The ad campaign will be run in News Ltd’s newspaper “The Australian” today, the 5th of December, following a CHOICE petition signed by 11,000 everyday Aussies, “calling on the government to release the draft text of the trade agreement”, which is being negotiated this weekend in Singapore – following secret talks that have been in play since 2010.
iTWire colleague Graeme Philipson also looked at this issue a couple of weeks ago in his article entitled “TPP a ‘hugely dangerous’ and a ‘looming disaster’."
CHOICE CEO, Alan Kirkland, said in a statement that: “Given the government’s reluctance to reveal whether consumers’ interests are on the table, CHOICE is stepping in to inform Australians about the talks that are dominated by US commercial interests.”
CHOICE says the news comes via Wikileaks, which released a “draft of the TPP’s Intellectual Property chapter last month”.
This draft indicated that “Australians could potentially face a raft of anti-consumer provisions”, which could “criminalise copyright infringement by individual consumers even where no profit is made”, “ban parallel imports, preventing consumers from accessing cheaper products from overseas”, “entrench geo-blocking laws”, “charge internet service providers with responsibility for policing copyright law” and “reduce access to affordable medicines.”
Mr Kirkland said that: “CHOICE is concerned that the final agreement will be signed off with no scrutiny from the Australian public and media.
“The only groups which have been given official access to the text are the negotiators, governments and the industry lobbyists of American corporations.”
Astoundingly, while the Australian public has been left out, CHOICE says “hundreds” of advisors from mostly industry groups and companies “have had been able to access the negotiations.”
Mr Kirkland added that: “We are calling on the government to bring Australian consumers to the negotiating table – especially with so much at stake.
“Unfortunately, leaked texts indicate that US negotiators are pushing many provisions that would empower companies such as Apple, Adobe and Microsoft to charge Australian consumers more for software, games and digital downloads.
“This includes an outright ban of parallel imports and entrenching laws on geo-blocking.

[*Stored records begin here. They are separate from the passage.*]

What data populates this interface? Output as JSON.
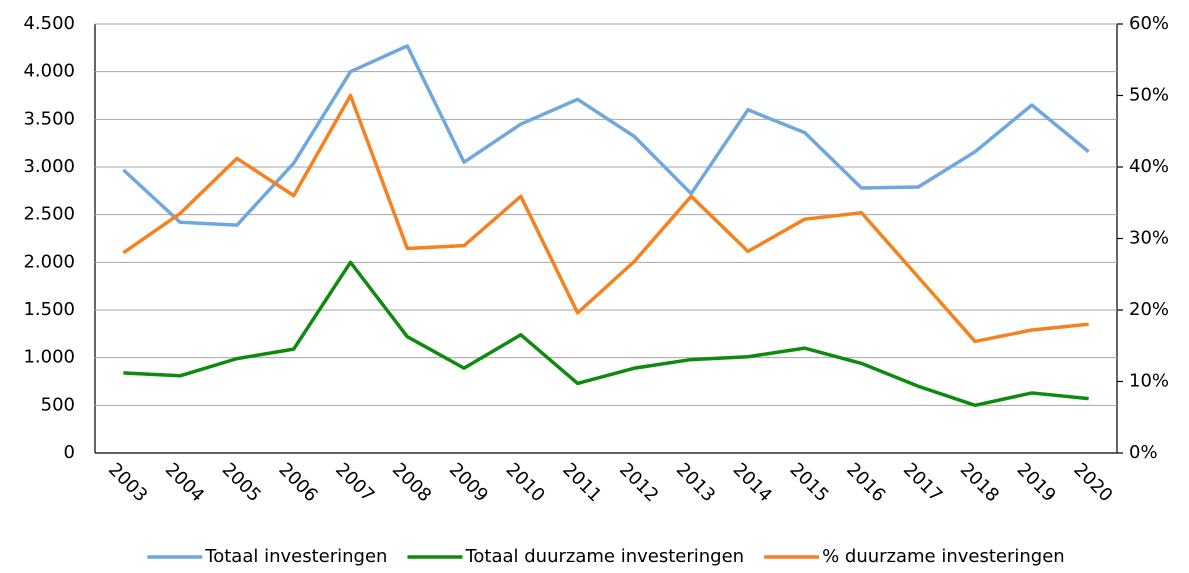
{
  "chart_data": {
    "type": "line",
    "categories": [
      "2003",
      "2004",
      "2005",
      "2006",
      "2007",
      "2008",
      "2009",
      "2010",
      "2011",
      "2012",
      "2013",
      "2014",
      "2015",
      "2016",
      "2017",
      "2018",
      "2019",
      "2020"
    ],
    "series": [
      {
        "name": "Totaal investeringen",
        "color": "#6fa8dc",
        "values": [
          2970,
          2420,
          2390,
          3040,
          4000,
          4270,
          3050,
          3450,
          3710,
          3320,
          2720,
          3600,
          3360,
          2780,
          2790,
          3160,
          3650,
          3160
        ]
      },
      {
        "name": "Totaal duurzame investeringen",
        "color": "#0e8a0e",
        "values": [
          840,
          810,
          990,
          1090,
          2000,
          1220,
          890,
          1240,
          730,
          890,
          980,
          1010,
          1100,
          940,
          700,
          500,
          630,
          570
        ]
      },
      {
        "name": "% duurzame investeringen",
        "color": "#f5821f",
        "axis": "y2",
        "values": [
          28,
          33.5,
          41.2,
          36,
          50,
          28.6,
          29,
          35.9,
          19.6,
          26.8,
          35.9,
          28.2,
          32.7,
          33.6,
          24.6,
          15.6,
          17.2,
          18
        ]
      }
    ],
    "ylim": [
      0,
      4500
    ],
    "yticks": [
      0,
      500,
      {
        "value": 1000,
        "label": "1.000"
      },
      {
        "value": 1500,
        "label": "1.500"
      },
      {
        "value": 2000,
        "label": "2.000"
      },
      {
        "value": 2500,
        "label": "2.500"
      },
      {
        "value": 3000,
        "label": "3.000"
      },
      {
        "value": 3500,
        "label": "3.500"
      },
      {
        "value": 4000,
        "label": "4.000"
      },
      {
        "value": 4500,
        "label": "4.500"
      }
    ],
    "y2lim": [
      0,
      60
    ],
    "y2ticks": [
      {
        "value": 0,
        "label": "0%"
      },
      {
        "value": 10,
        "label": "10%"
      },
      {
        "value": 20,
        "label": "20%"
      },
      {
        "value": 30,
        "label": "30%"
      },
      {
        "value": 40,
        "label": "40%"
      },
      {
        "value": 50,
        "label": "50%"
      },
      {
        "value": 60,
        "label": "60%"
      }
    ],
    "grid": true
  }
}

This comes just 6-months after a bi-partisan parliamentary committee recommended we scrap all parallel import bans and review our geo-blocking laws.”
Worryingly, CHOICE notes serious concern that the TPP could “restrict the Australian government’s ability to make decisions on food labelling, such as requiring palm oil to be labelled as an ingredient” and “contain an Investor State Dispute Settlement provision which would give foreign companies to sue the government for making laws on behalf of the Australian people.”
Other countries involved in the clandestine TPP deal besides Australia, the US and Singapore include “Brunei, Canada, Chile, Japan, Malaysia, Mexico, New Zealand, Peru and Vietnam”.